Hy Borin, editor-in-chief of Kampuchea Thmey, said he had retracted the story as it had led to controversy, and would not say if he still stood behind its substance. He said that Sophat had the right to file a complaint, but would be better served by clarifying the issue.

“We received the document from an anonymous source,” Borin said, adding that the detailed list of prices seemed credible to the newspaper. “We requested to interview the provincial police chief, but he did not reply, and then we decided to publish it.”

Preap Kol, director of Transparency International Cambodia, said that the practice of higher officials requiring kickbacks for positions likely to offer opportunities for further corruption was not unusual.

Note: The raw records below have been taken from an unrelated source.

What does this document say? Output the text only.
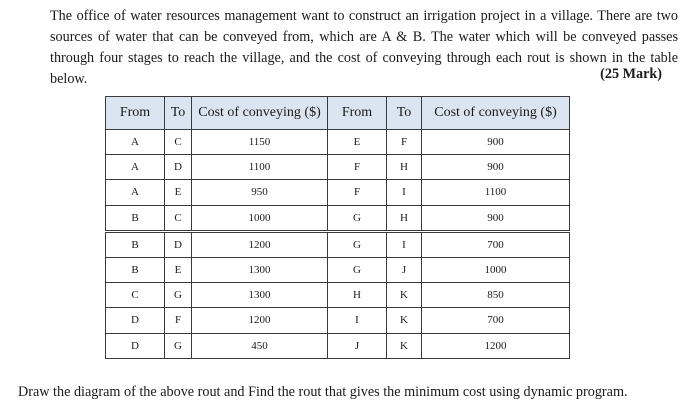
The office of water resources management want to construct an irrigation project in a village. There are two sources of water that can be conveyed from, which are A & B. The water which will be conveyed passes through four stages to reach the village, and the cost of conveying through each rout is shown in the table below.	(25 Mark)
From	To	Cost of conveying ($)	From	To	Cost of conveying ($)
A	C	1150	E	F	900
A	D	1100	F	H	900
A	E	950	F	I	1100
B	C	1000	G	H	900
B	D	1200	G	I	700
B	E	1300	G	J	1000
C	G	1300	H	K	850
D	F	1200	I	K	700
D	G	450	J	K	1200
Draw the diagram of the above rout and Find the rout that gives the minimum cost using dynamic program.
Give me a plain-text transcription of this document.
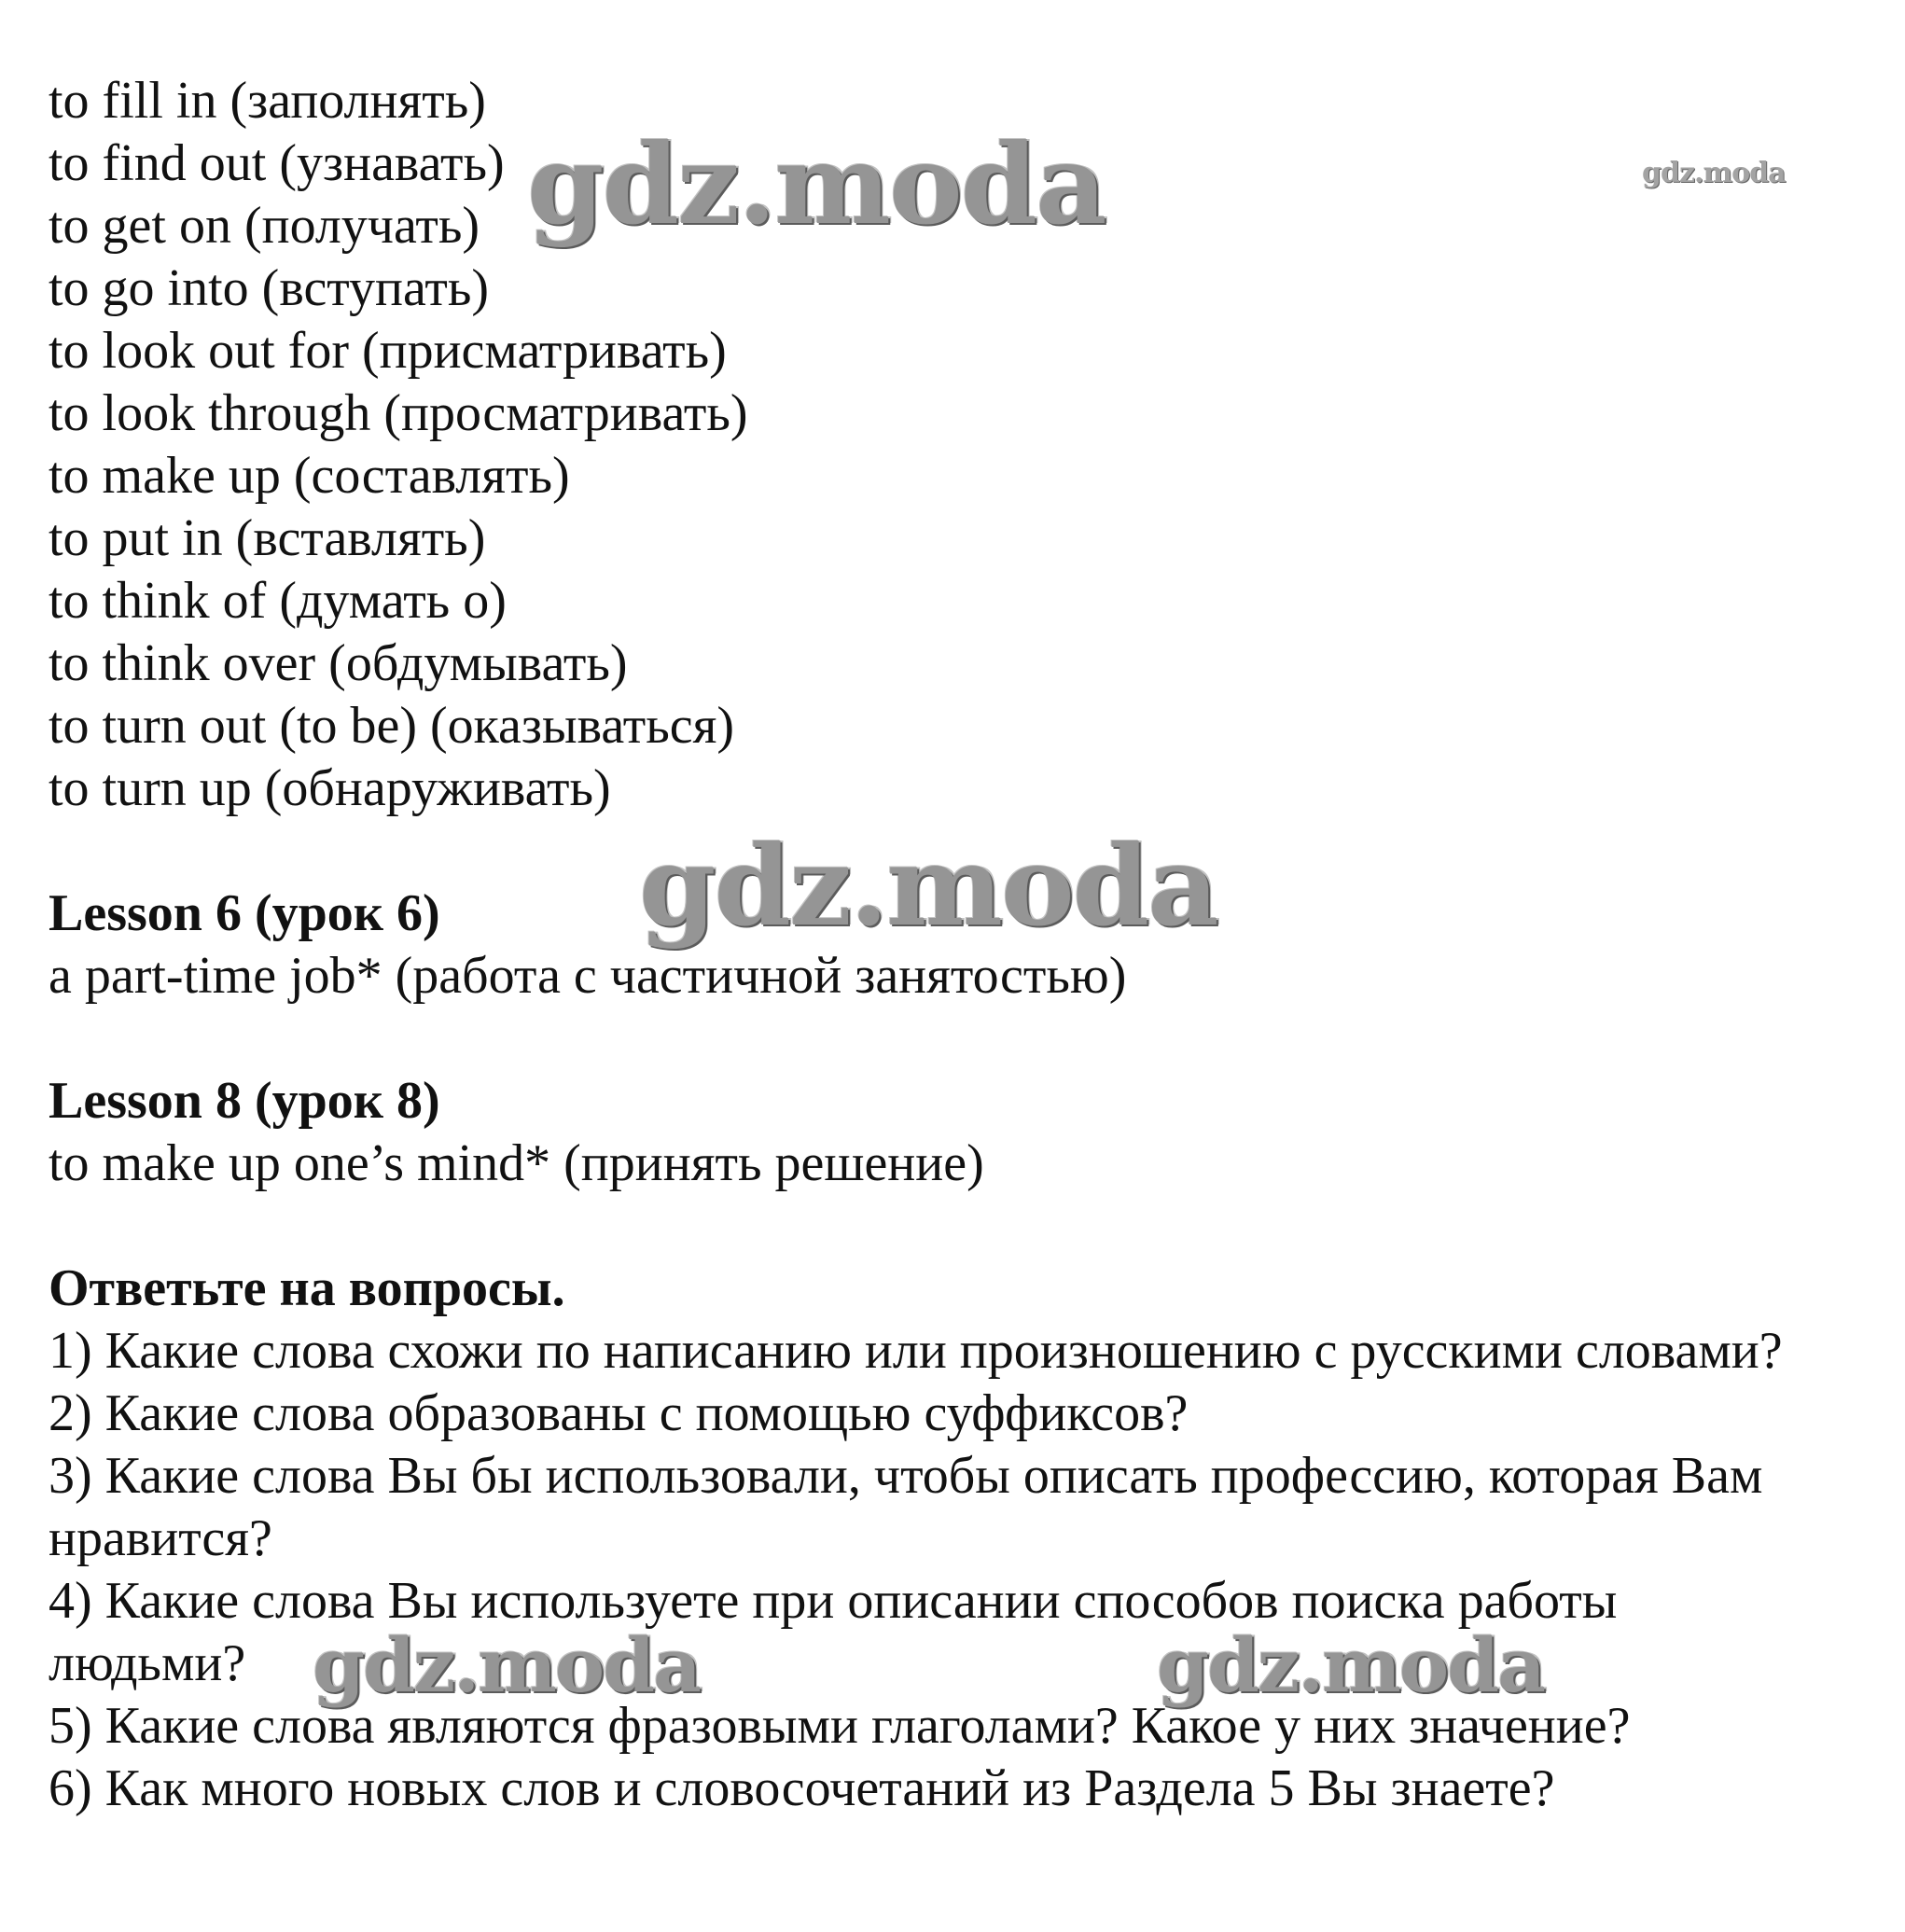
to fill in (заполнять)
to find out (узнавать)
to get on (получать)
to go into (вступать)
to look out for (присматривать)
to look through (просматривать)
to make up (составлять)
to put in (вставлять)
to think of (думать о)
to think over (обдумывать)
to turn out (to be) (оказываться)
to turn up (обнаруживать)
Lesson 6 (урок 6)
a part-time job* (работа с частичной занятостью)
Lesson 8 (урок 8)
to make up one’s mind* (принять решение)
Ответьте на вопросы.
1) Какие слова схожи по написанию или произношению с русскими словами?
2) Какие слова образованы с помощью суффиксов?
3) Какие слова Вы бы использовали, чтобы описать профессию, которая Вам
нравится?
4) Какие слова Вы используете при описании способов поиска работы
людьми?
5) Какие слова являются фразовыми глаголами? Какое у них значение?
6) Как много новых слов и словосочетаний из Раздела 5 Вы знаете?
gdz.moda	gdz.moda
gdz.moda
gdz.moda	gdz.moda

“Tying promotion of or offering positions with the amount of money/bribery is quite common in the current Cambodian government administration system and political parties, especially for lucrative positions or assignments (which provide great opportunity for the appointees to earn much money),” Kol said via email.

“But such practice has never been visible, officially documented or written,” he explained.

CNRP lawmaker Keo Phirum, who represents Kratie, said he had not heard anything about anger over kickbacks inside the provincial police force, but that he rarely expected to get such news.

“It could be an inside CPP thing that they keep very secret. If it was going on, you have to talk inside the CPP networks,” Phirum said. He said he could not comment on the claims without the document.

“The CPP has had many problems inside their networks in the past, with the members making contributions to get positions, but I have no evidence to say that is happening in Kratie,” he said.

According to the Cambodian Center for Independent Media’s “Who Owns the Media?” database, Kampuchea Thmey is owned by Prime Minister Hun Sen’s daughter, Hun Mana. It rarely – if ever – targets high-level officials in its coverage about claims of corruption.

Yet it is not the first time this year it has published and retracted an article highly critical of high-level officials. In May, its home page featured an article asking why there had been no arrests in the 1999 murder of popular music video actor Piseth Pilika.

Pilika was rumoured to be the mistress of Prime Minister Hun Sen, and diaries released after her death claimed she received death threats from his wife, Bun Rany. The article contrasted the lack of investigations in that case with thorough inquiries into claims deputy opposition leader Kem Sokha took a mistress.